Parte da explicação está na forma como as empresas estruturam suas estratégias. Enquanto 41% priorizam especialistas técnicos em iniciativas de IA, apenas 24% dão atenção equivalente a perfis voltados à adoção, gestão da mudança e transformação cultural. Para a Skyone, essa diferença mostra que a consolidação de times híbridos depende não apenas de tecnologia, mas também de liderança, governança, novas competências e preparo organizacional.

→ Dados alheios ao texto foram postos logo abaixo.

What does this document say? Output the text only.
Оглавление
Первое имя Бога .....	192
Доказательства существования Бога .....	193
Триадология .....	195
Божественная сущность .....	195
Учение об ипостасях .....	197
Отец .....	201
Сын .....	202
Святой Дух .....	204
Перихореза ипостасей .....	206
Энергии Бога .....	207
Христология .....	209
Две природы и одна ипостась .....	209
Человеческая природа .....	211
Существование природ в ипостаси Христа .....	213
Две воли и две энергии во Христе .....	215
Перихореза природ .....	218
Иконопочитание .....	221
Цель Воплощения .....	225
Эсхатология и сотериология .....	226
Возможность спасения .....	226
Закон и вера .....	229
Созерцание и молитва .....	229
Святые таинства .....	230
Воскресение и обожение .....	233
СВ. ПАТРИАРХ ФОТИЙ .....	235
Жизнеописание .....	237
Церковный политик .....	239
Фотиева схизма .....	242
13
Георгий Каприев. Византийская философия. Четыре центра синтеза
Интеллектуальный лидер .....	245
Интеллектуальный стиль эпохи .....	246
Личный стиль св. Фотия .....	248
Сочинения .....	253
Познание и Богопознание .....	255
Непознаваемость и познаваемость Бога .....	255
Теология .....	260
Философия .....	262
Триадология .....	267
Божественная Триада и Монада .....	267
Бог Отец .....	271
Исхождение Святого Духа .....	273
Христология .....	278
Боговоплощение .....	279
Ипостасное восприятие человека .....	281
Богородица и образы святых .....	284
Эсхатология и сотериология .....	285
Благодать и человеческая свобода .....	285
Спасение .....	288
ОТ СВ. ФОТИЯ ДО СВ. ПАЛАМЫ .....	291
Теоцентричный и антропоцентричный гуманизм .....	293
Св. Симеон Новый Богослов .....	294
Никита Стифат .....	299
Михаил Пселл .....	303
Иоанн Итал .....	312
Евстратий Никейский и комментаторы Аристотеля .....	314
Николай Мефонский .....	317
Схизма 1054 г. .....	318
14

A pesquisa aponta ainda que 46% das empresas investem em IA com foco em produtividade, e não necessariamente em inovação estrutural. Apenas 14% utilizam retorno sobre investimento como principal métrica para avaliar suas iniciativas, o que sugere que muitas organizações ainda não definiram com clareza quais resultados pretendem alcançar com a tecnologia.

À medida que agentes de IA passam a apoiar análises, decisões e fluxos operacionais, cresce a necessidade de repensar não apenas sistemas, mas também competências, modelos de gestão e formas de medir desempenho. Nesse contexto, o diferencial competitivo das empresas tende a depender cada vez mais da capacidade humana de interpretar contextos, formular boas perguntas, tomar decisões complexas e gerar diferenciação em ambientes cada vez mais automatizados.

“Não basta implementar a tecnologia. É preciso ter estrutura e organização para utilizá-la. Se os dados e as informações que alimentam os sistemas estiverem errados, os resultados também estarão. A maturidade real depende menos do encanto com a ferramenta e mais da qualidade da informação, da integração dos sistemas e da disciplina operacional”, afirma Wasserman.

Apesar do cenário de transição, o estudo também aponta caminhos para o avanço. Os dados indicam que o ganho real aparece quando a IA entra nos processos com profundidade, conectada a dados integrados, regras de negócio, governança e responsabilidades claramente distribuídas entre áreas.

Para a Skyone, empresas que tratam a adoção de IA como uma jornada contínua, e não como um projeto pontual, tendem a construir maturidade de forma mais consistente. Nesse contexto, a consolidação dos times híbridos depende da combinação entre infraestrutura, dados, liderança, cultura e capacidade de transformar agentes inteligentes em parte efetiva da operação.

O estudo da Skyone com a MIT Technology Review Brasil ouviu cerca de 265 líderes e profissionais de empresas de tecnologia, contabilidade, varejo, jurídico, envolvidos em iniciativas de dados, inovação, operações, produtos, negócios e gestão de pessoas. A pesquisa foi conduzida entre os meses de abril e maio de 2026, por meio de questionário estruturado, com participantes de empresas de diferentes portes, desde organizações com até 99 funcionários até companhias com mais de 1.000 colaboradores.

O levantamento investigou como as empresas estão estruturando os chamados times híbridos humano-IA, equipes em que profissionais atuam em conjunto com assistentes generativos, copilotos, automações inteligentes e agentes autônomos para executar atividades operacionais, analíticas e criativas.

Entre os temas analisados estão: estágio de adoção da inteligência artificial, uso de agentes, competências prioritárias, infraestrutura tecnológica, papel da computação em nuvem, integração entre áreas e nível de preparação das organizações para escalar iniciativas baseadas em IA.